Exascale Log-structured Merge-trees at VAST Data

Moshe Gabel - VAST Data

Feb. 6, 2026, 2:30 p.m. - Feb. 6, 2026, 3:30 p.m.

ENGMD 279

Hosted by: Oana Balmau


The VAST Data Platform (AI OS) is a unified platform for storing, querying, processing, streaming, enriching and indexing all types of structured and unstructured data. It is built on a novel disaggregated architecture (DASE), allowing it to scale to exabytes of capacity while maintaining exceptional performance, reliability and ease of operation. The VAST Data Platform comprises a multi-protocol all-Flash storage solution (VAST DataStore), a transactional, analytical and vector database coupled with an event streaming broker (VAST DataBase) and a pipeline orchestration infrastructure (VAST DataEngine).
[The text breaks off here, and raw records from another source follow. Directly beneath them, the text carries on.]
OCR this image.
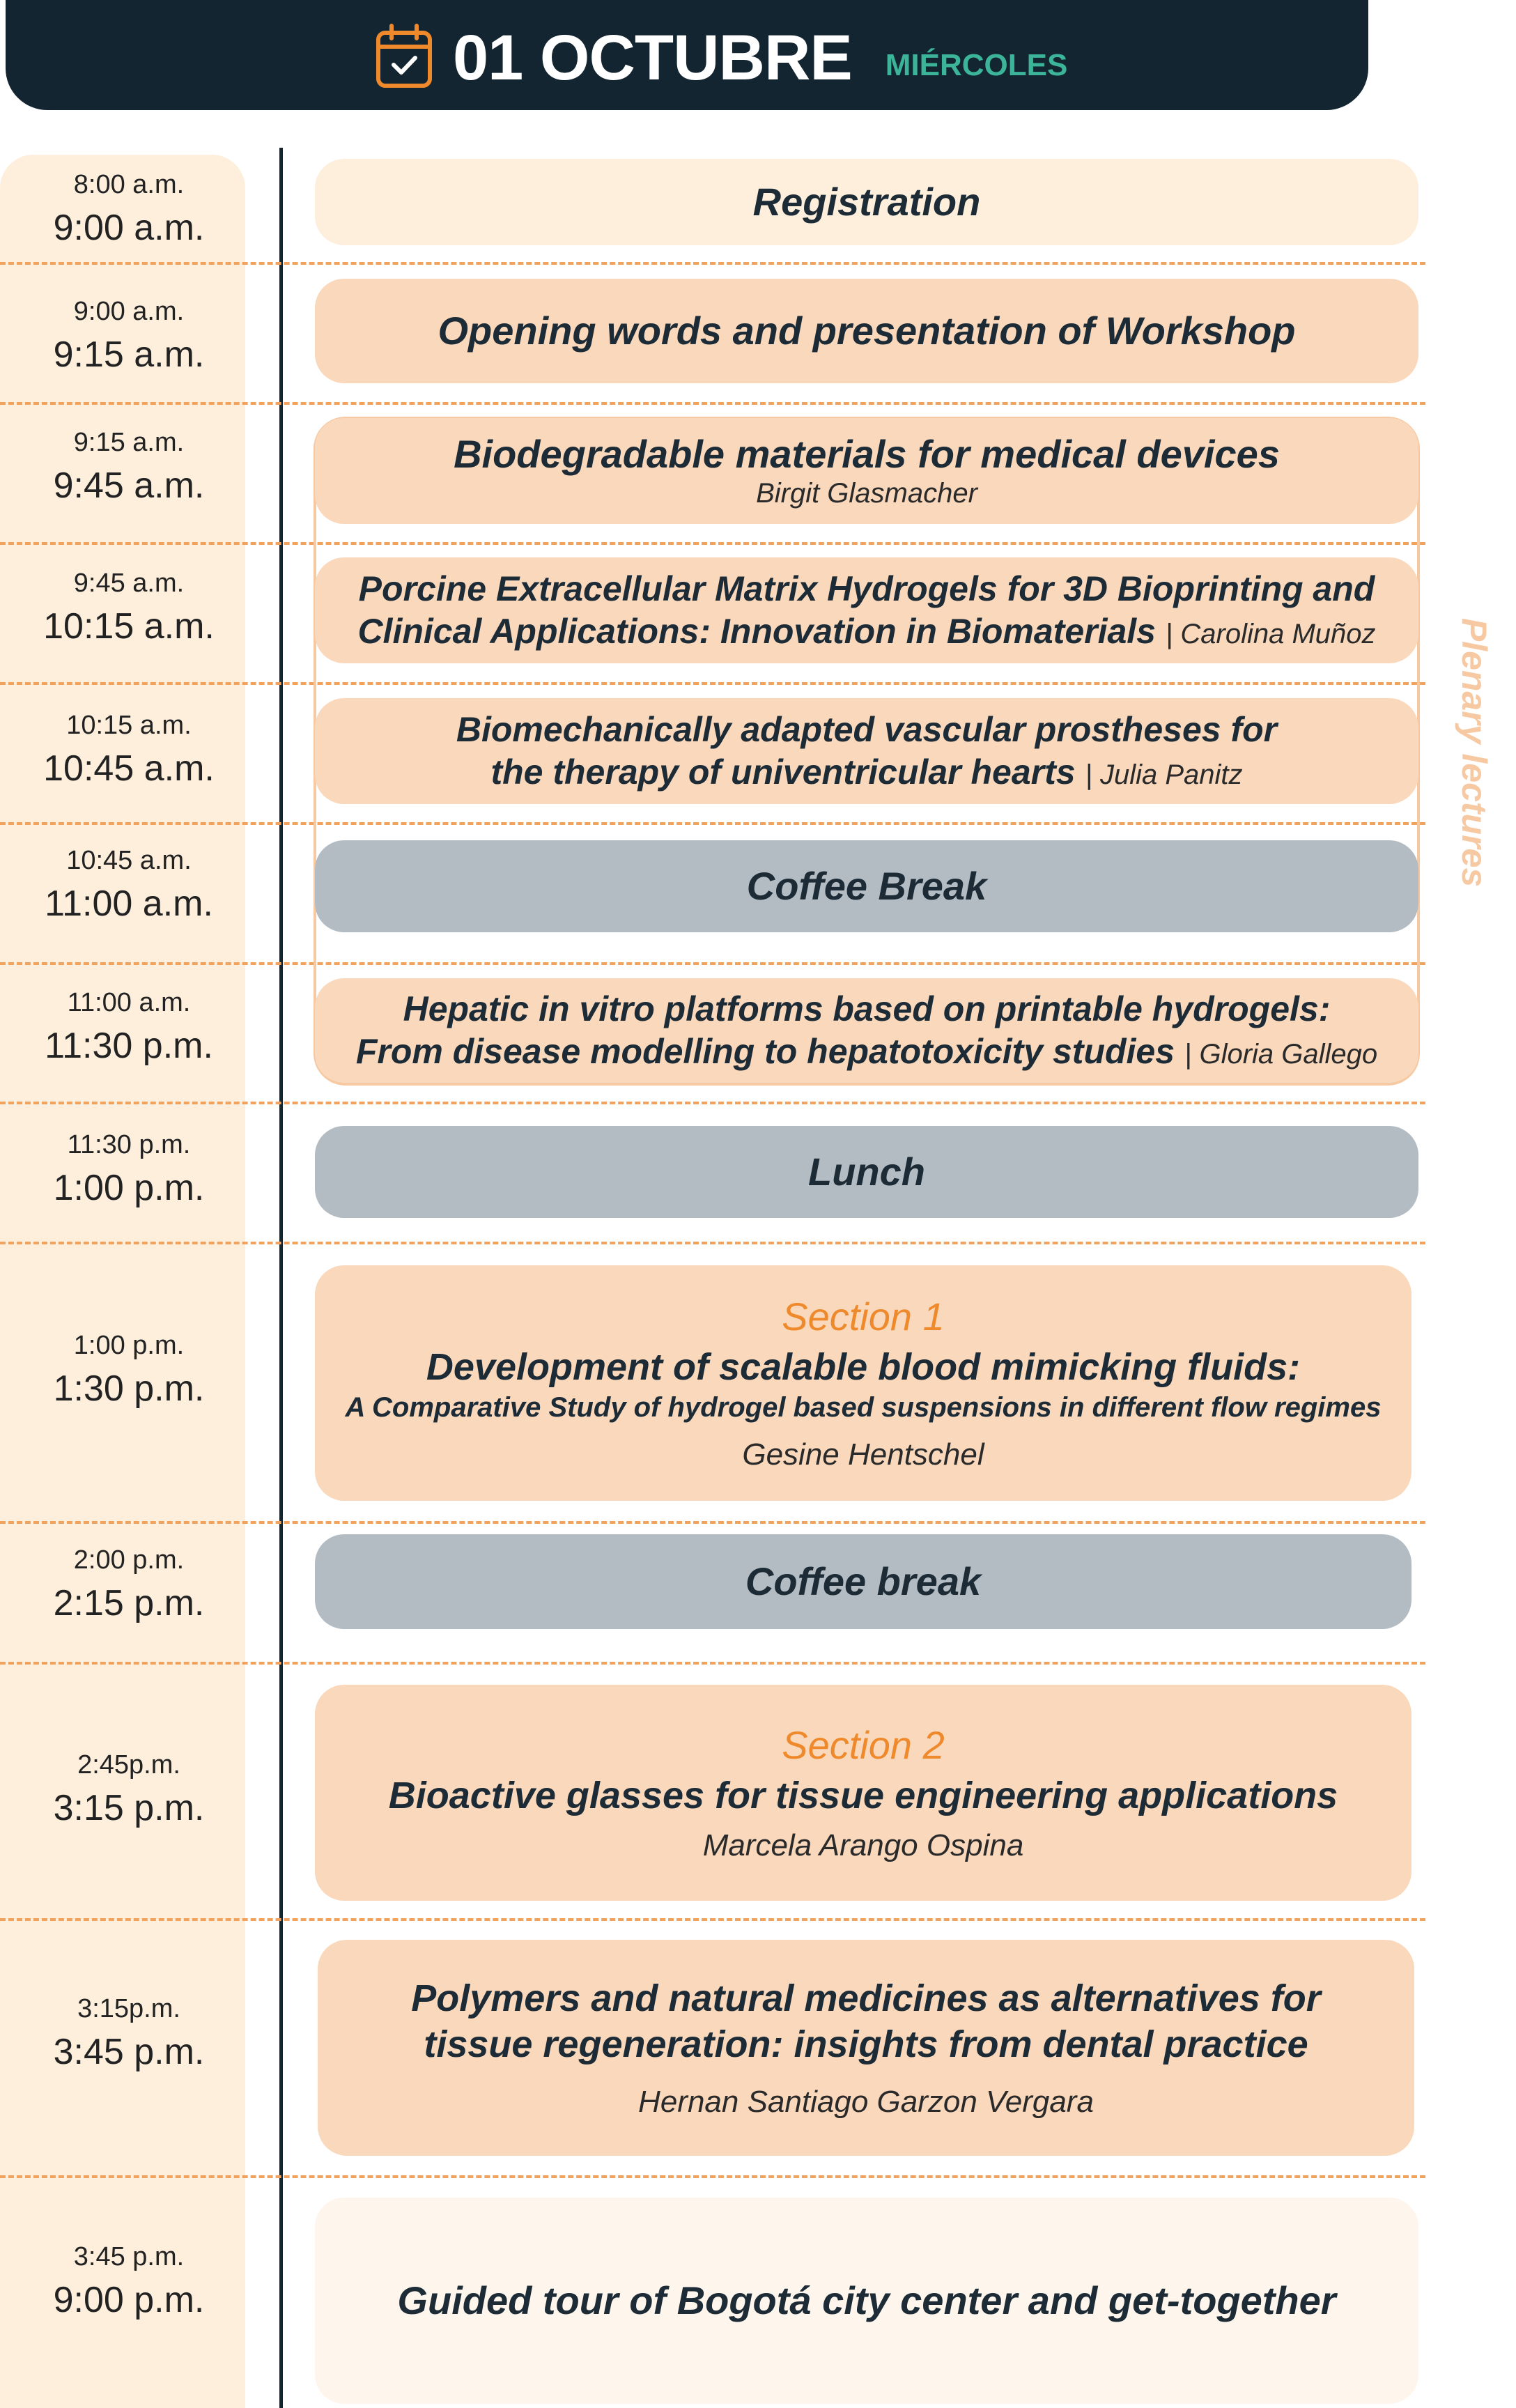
01 OCTUBRE MIÉRCOLES
8:00 a.m.
9:00 a.m.
9:00 a.m.
9:15 a.m.
9:15 a.m.
9:45 a.m.
9:45 a.m.
10:15 a.m.
10:15 a.m.
10:45 a.m.
10:45 a.m.
11:00 a.m.
11:00 a.m.
11:30 p.m.
11:30 p.m.
1:00 p.m.
1:00 p.m.
1:30 p.m.
2:00 p.m.
2:15 p.m.
2:45p.m.
3:15 p.m.
3:15p.m.
3:45 p.m.
3:45 p.m.
9:00 p.m.
Plenary lectures
Registration
Opening words and presentation of Workshop
Biodegradable materials for medical devices
Birgit Glasmacher
Porcine Extracellular Matrix Hydrogels for 3D Bioprinting and
Clinical Applications: Innovation in Biomaterials | Carolina Muñoz
Biomechanically adapted vascular prostheses for
the therapy of univentricular hearts | Julia Panitz
Coffee Break
Hepatic in vitro platforms based on printable hydrogels:
From disease modelling to hepatotoxicity studies | Gloria Gallego
Lunch
Section 1
Development of scalable blood mimicking fluids:
A Comparative Study of hydrogel based suspensions in different flow regimes
Gesine Hentschel
Coffee break
Section 2
Bioactive glasses for tissue engineering applications
Marcela Arango Ospina
Polymers and natural medicines as alternatives for
tissue regeneration: insights from dental practice
Hernan Santiago Garzon Vergara
Guided tour of Bogotá city center and get-together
VAST AI OS now powers some of the world's most demanding workloads: AI training, financial forecasting, high performance scientific computing (including Canada Compute), academic research, and more.This three-part talk will focus on the design and challenges of building the VAST DataBase: an LSM-based database with multi-version concurrency control that supports both analytical as well as vector workloads. Optimized for multi-PB sized tables with trillions of rows and vectors, the VAST DataBase provides high-performance during inserts, query and delete operations – with guaranteed transactional consistency, durability, isolation and availabilityWe will first briefly present the DASE architecture and the different platform components, and how they work together to address the needs of modern workloads. Next, we will focus on how LSMs are used in the VAST Database, with emphasis on some of the unique challenges caused by our scale and unique DASE distributed architecture, which renders many common approaches infeasible. Finally, we will discuss some of the challenges of supporting multiple consistent projections in different orders: building and maintaining a forest of mutually-consistent LSM trees, each sorted by different keys, while maintaining strong performance.

Dr. Moshe Gabel joined VAST Data from academia in 2025 as a senior software engineer. Before that, he was a professor of computer science at the University of Toronto and at York University.

VAST Data was founded in 2016 and is one of the fastest growing infrastructure companies in history. VAST Data is enabling the AI revolution with industry giants like CoreWeave and xAI being among its customers. The company has more than 1200 employees globally and a growing R&D center in the Toronto area. The Toronto branch operates as a startup-like organization developing the core of the database product and is engaged in the related research activities.